Auch die Institutionen müssen entlastet und nicht mit zusätzlichen Aufgaben überhäuft werden. Kinder im Alter von 2,5 Jahren finden sich in der KiTa besser zurecht als im Kindergarten. Meist aus Kostengründen entscheiden sich die Eltern aber verständlicherweise für den Kindergartenbesuch ab 2,5 Jahren, wenn möglich. Bei verschiedenen Gelegenheiten wurde darauf hingewiesen, dass das System der Kleinkinderbetreuung aufgrund des rasanten Wachstums und steigendem Bedarf von Grund auf neu geregelt werden muss. Mittlerweile ist die Kleinkinderbetreuung keine Ausnahme mehr, sondern der reguläre Start eines Kindes im Südtiroler Bildungssystem. Daher ist es naheliegend, die Kleinkinderbetreuung in das Bildungssystem zu integrieren und ein stimmiges Konzept 0 – 14 zu entwickeln. Kindergärten und Schulen müssen sich auf ihre Bildungsangebote konzentrieren können. Ihre Aufgabe ist nicht die Betreuung, auch hier gilt es zukunftsträchtige Strategien zu finden, in Form von Kooperationen mit Vereinen oder Nachmittagsbetreuung durch Sozialgenossenschaften u. a.

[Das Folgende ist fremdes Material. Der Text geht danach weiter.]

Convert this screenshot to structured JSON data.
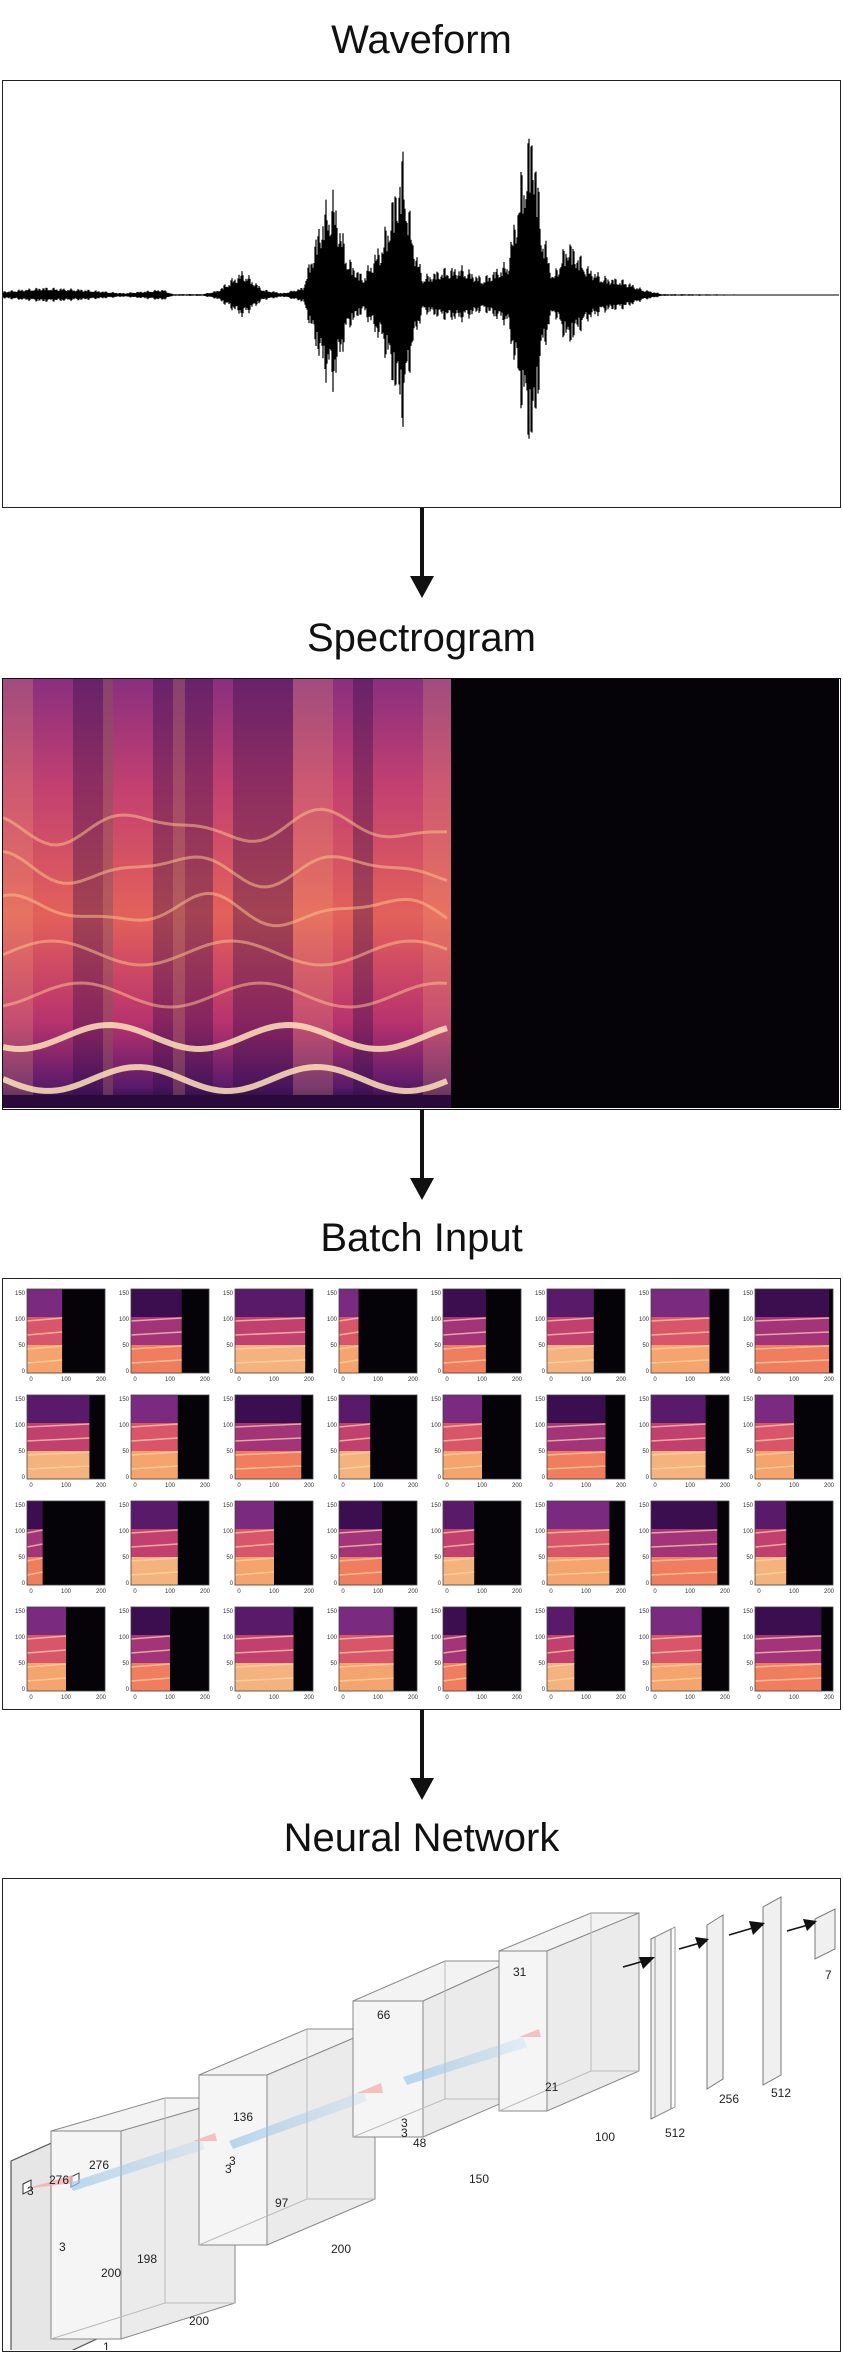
{
  "sections": [
    {
      "title": "Waveform"
    },
    {
      "title": "Spectrogram"
    },
    {
      "title": "Batch Input"
    },
    {
      "title": "Neural Network"
    }
  ],
  "batch": {
    "rows": 4,
    "cols": 8,
    "x_ticks": [
      "0",
      "100",
      "200"
    ],
    "y_ticks": [
      "150",
      "100",
      "50",
      "0"
    ]
  },
  "network": {
    "layers": [
      {
        "name": "input",
        "labels": [
          "276",
          "200",
          "1"
        ]
      },
      {
        "name": "conv1",
        "labels": [
          "276",
          "198",
          "200",
          "3",
          "3"
        ]
      },
      {
        "name": "conv2",
        "labels": [
          "136",
          "97",
          "200",
          "3",
          "3"
        ]
      },
      {
        "name": "conv3",
        "labels": [
          "66",
          "48",
          "150",
          "3",
          "3"
        ]
      },
      {
        "name": "conv4",
        "labels": [
          "31",
          "21",
          "100"
        ]
      },
      {
        "name": "dense1",
        "label": "512"
      },
      {
        "name": "dense2",
        "label": "256"
      },
      {
        "name": "dense3",
        "label": "512"
      },
      {
        "name": "output",
        "label": "7"
      }
    ]
  }
}
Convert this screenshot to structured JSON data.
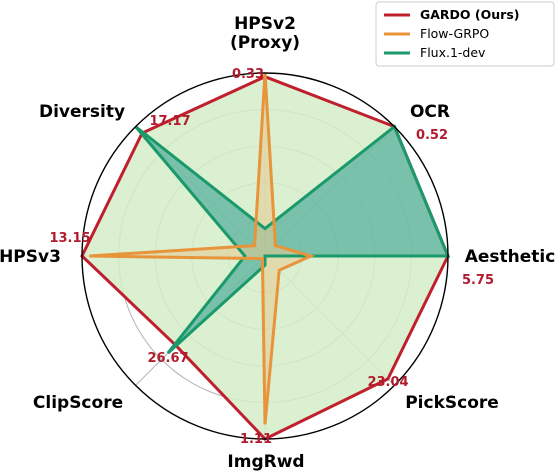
{
  "chart_data": {
    "type": "radar",
    "axes": [
      "HPSv2\n(Proxy)",
      "OCR",
      "Aesthetic",
      "PickScore",
      "ImgRwd",
      "ClipScore",
      "HPSv3",
      "Diversity"
    ],
    "axis_max_labels": [
      "0.33",
      "0.52",
      "5.75",
      "23.04",
      "1.11",
      "26.67",
      "13.15",
      "17.17"
    ],
    "scale": "normalized to axis maximum",
    "radial_range": [
      0,
      1
    ],
    "grid": true,
    "grid_levels": [
      0.2,
      0.4,
      0.6,
      0.8
    ],
    "legend_position": "top-right",
    "series": [
      {
        "name": "GARDO (Ours)",
        "color": "#c0202e",
        "fill": "#d4edc9",
        "values": [
          0.98,
          1.0,
          1.0,
          0.95,
          1.0,
          0.69,
          1.0,
          0.95
        ]
      },
      {
        "name": "Flow-GRPO",
        "color": "#e8943a",
        "fill": "#e8c98f",
        "values": [
          1.0,
          0.08,
          0.25,
          0.11,
          0.92,
          0.02,
          0.96,
          0.08
        ]
      },
      {
        "name": "Flux.1-dev",
        "color": "#1a9a6a",
        "fill": "#2a9a8a",
        "values": [
          0.15,
          1.0,
          1.0,
          0.0,
          0.05,
          0.75,
          0.11,
          1.0
        ]
      }
    ]
  }
}
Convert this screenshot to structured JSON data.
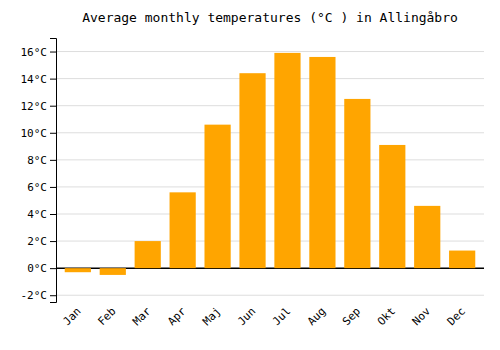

Ein attraktives Bildungssystem ist auch ein wesentlicher Faktor für den Verbleib oder die Zuwanderung von spezialisierten Fachkräften.
Das Landesgesetz Nr. 5/2008 regelt die Südtiroler Bildungslandschaft für Kinder von 3 bis 14 Jahren. Die Kleinkinderbetreuung (0 – 3 Jahre) hingegen ist mit vielen Beschlüssen der Landesregierung detailliert geregelt und im Landesgesetz Nr. 8/2013 verankert, weshalb die Kleinkinderbetreuung immer mehr zu einem Flickenteppich verkommt. Es wäre an der Zeit, die diversen Beschlüsse zusammenzufassen, damit alle Beteiligten sich einen transparenten Überblick über die Betreuungsmöglichkeiten verschaffen können.
Dies vorausgeschickt verpflichtet der Südtiroler Landtag die Landesregierung,
- die Kleinkinderbetreuung übersichtlich zusammenzufassen und gesetzlich festzuschreiben.
- ein Südtiroler Bildungssystem von 0 bis 14 Jahren für die Bedürfnisse aller Beteiligten zu entwickeln und das entsprechende Landesgesetz dahingehend zu erweitern.